Island in Solomon Islands

Simbo is an island in Western Province, Solomon Islands. It was known to early Europeans as Eddystone Island. The islanders have their unique language spoken nowhere else.

==Geography==
Simbo is actually two main islands, one small island called Nusa Simbo separated by a saltwater lagoon from a larger one. Collectively the islands are known to the local people as Mandegugusu, while in the rest of the Solomons the islands are referred to as Simbo. Simbo has an active volcano called Ove as well several saltwater lagoons and a freshwater lake.

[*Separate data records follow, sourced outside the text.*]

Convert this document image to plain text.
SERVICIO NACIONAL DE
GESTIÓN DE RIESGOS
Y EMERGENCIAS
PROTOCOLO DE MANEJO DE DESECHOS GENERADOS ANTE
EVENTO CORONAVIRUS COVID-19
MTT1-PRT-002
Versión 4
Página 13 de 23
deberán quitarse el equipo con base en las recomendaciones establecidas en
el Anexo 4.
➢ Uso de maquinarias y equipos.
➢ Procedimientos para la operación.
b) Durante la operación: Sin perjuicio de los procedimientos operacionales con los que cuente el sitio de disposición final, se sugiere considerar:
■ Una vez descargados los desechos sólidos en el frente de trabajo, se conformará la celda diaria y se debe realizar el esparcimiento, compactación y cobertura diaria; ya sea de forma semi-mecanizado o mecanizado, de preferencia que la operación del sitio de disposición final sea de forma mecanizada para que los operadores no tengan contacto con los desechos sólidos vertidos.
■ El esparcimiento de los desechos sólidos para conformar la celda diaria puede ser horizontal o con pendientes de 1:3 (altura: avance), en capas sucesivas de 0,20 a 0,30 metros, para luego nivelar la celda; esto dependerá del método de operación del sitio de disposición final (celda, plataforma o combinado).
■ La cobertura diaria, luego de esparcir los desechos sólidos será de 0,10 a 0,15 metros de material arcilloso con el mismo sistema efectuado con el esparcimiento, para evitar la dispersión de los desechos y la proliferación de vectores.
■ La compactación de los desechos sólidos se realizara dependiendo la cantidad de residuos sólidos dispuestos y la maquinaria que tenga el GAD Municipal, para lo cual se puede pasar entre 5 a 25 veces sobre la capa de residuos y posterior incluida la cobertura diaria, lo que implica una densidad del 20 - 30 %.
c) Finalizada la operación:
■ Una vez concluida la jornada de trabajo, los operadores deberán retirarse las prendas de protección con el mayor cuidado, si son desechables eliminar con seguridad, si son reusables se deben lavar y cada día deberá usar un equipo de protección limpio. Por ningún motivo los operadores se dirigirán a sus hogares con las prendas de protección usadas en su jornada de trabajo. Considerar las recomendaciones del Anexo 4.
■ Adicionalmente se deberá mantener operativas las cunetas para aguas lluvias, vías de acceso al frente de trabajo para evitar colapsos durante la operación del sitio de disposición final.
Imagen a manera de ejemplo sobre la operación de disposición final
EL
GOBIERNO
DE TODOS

==2007 earthquake and tsunami==
On April 2, 2007, Simbo was hit by a massive earthquake and tsunami which is now known as the 2007 Solomon Islands earthquake. A 12 m tsunami destroyed two villages, Tapurai and Riquru, on the northern side of the island. Even though the tsunami hit the villages just minutes after the earthquake nearly everyone in the villages ran for safety before the waves hit without any modern warning system. Their astonishing response was probably due to a combination of deep ecological knowledge of the coastal waters as well as an uncanny capacity to sense the impeding danger. Of those who perished, most of them were seen returning to their dwellings to retrieve money or other valuables despite warnings from others to flee.

==In popular culture==
Some of the historic cultural practices on Simbo are referenced in The Ghost Road, a novel by Pat Barker about World War I. The author used the research of Arthur Maurice Hocart and the psychoanalyst William Rivers.